Met het «lead market initiatief» (LMI) geeft de Commissie terecht aandacht aan de rol die vraagsturing heeft bij het uitlokken van innovatie in de markt. Op dit moment wordt in de lidstaten ervaring opgedaan met maatregelen ter stimulering van de vraag naar innovatie, zoals innovatiegericht inkopen. Nederland draagt hier zelf actief aan bij door bijvoorbeeld innovatiegericht overheidsinkopen te stimuleren. Een innovatieve aanbesteding is bijvoorbeeld dijkstabiliteitsmonitoring vanuit de ruimte of een vernieuwend binnenvaartconcept om steden op een schone manier te bevoorraden. Ook op het gebied van vraagsturing is Nederland van mening dat met alle ten dienste staande middelen moet worden ingezet op een versnelde introductie van nieuwe schone technologieën. Het verwerken van milieukosten in de prijzen van producten en processen door invoeren van positieve en/of negatieve prikkels, draagt in belangrijke mate bij aan innovatie.

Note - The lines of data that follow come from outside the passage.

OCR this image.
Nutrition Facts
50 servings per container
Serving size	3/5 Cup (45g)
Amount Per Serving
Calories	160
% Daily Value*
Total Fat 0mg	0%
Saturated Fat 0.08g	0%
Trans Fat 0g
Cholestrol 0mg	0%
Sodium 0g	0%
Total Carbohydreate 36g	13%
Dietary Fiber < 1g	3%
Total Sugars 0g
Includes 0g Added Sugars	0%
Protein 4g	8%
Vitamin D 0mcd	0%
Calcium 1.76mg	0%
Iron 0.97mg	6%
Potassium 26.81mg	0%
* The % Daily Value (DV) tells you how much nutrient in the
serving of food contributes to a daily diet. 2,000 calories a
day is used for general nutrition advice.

Nederland wil ook aandacht vragen voor de bijdrage van de creatieve industrie en de dienstensector aan de concurrentiekracht en het innovatief vermogen van Nederland. De Nederlandse overheid ondersteunt initiatieven vanuit de overtuiging dat de Nederlandse creatieve industrie en dienstensector zich internationaal in de voorhoede bevinden, en dat hun creatief vermogen grote kansen biedt voor innovatie. Belangrijk is te onderstrepen dat deze sectoren andere karakteristieken kennen dan industriële innovatieprocessen (minder tastbaar, meer gericht op netwerkvorming, nieuwe concepten, creativiteit, dichter bij de markt, eenvoudiger te dupliceren, meer spelers, etc), maar dat zij van waarde kan zijn voor andere traditionelere sectoren. Het kabinet zet in op de intensivering van de uitwisseling van kennis en ervaring binnen de Europese Unie.

Nederland zet zich in om bovenstaande punten verwezenlijkt te zien in de nieuwe Europese innovatiewet.


XNoot
1

SEC(2009)1194, SEC(2009)1195, SEC(2009)1196, SEC(2009)1197 en SEC(2009)1198.

XNoot
1

Onder «voortschrijdende normstelling» wordt verstaan het sturen op innovatie door het tijdig of vroegtijdig stellen van scherpere normen voor producten en processen die innovatie uitlokken, en waar door het vroegtijdig aankondigen van die nieuwe normen een toekomstige markt wordt gecreëerd die zekerheid biedt voor de innovatoren.

XNoot
2

In een recent onderzoek De Lissabon Strategie in Nederlandse Regio’s en Gemeenten Hoe de Nederlandse regio’s en gemeenten hun arbeidsproductiviteit en arbeidsparticipatie verhogen in de overgang naar een duurzame kenniseconomie is aan de hand van 10 concrete cases gekeken naar succes en faalfactoren voor innovatieprogramma’s in de regio. De geconstateerde succesfactoren komen in hoge mate overeen met de analyse van de Commissie.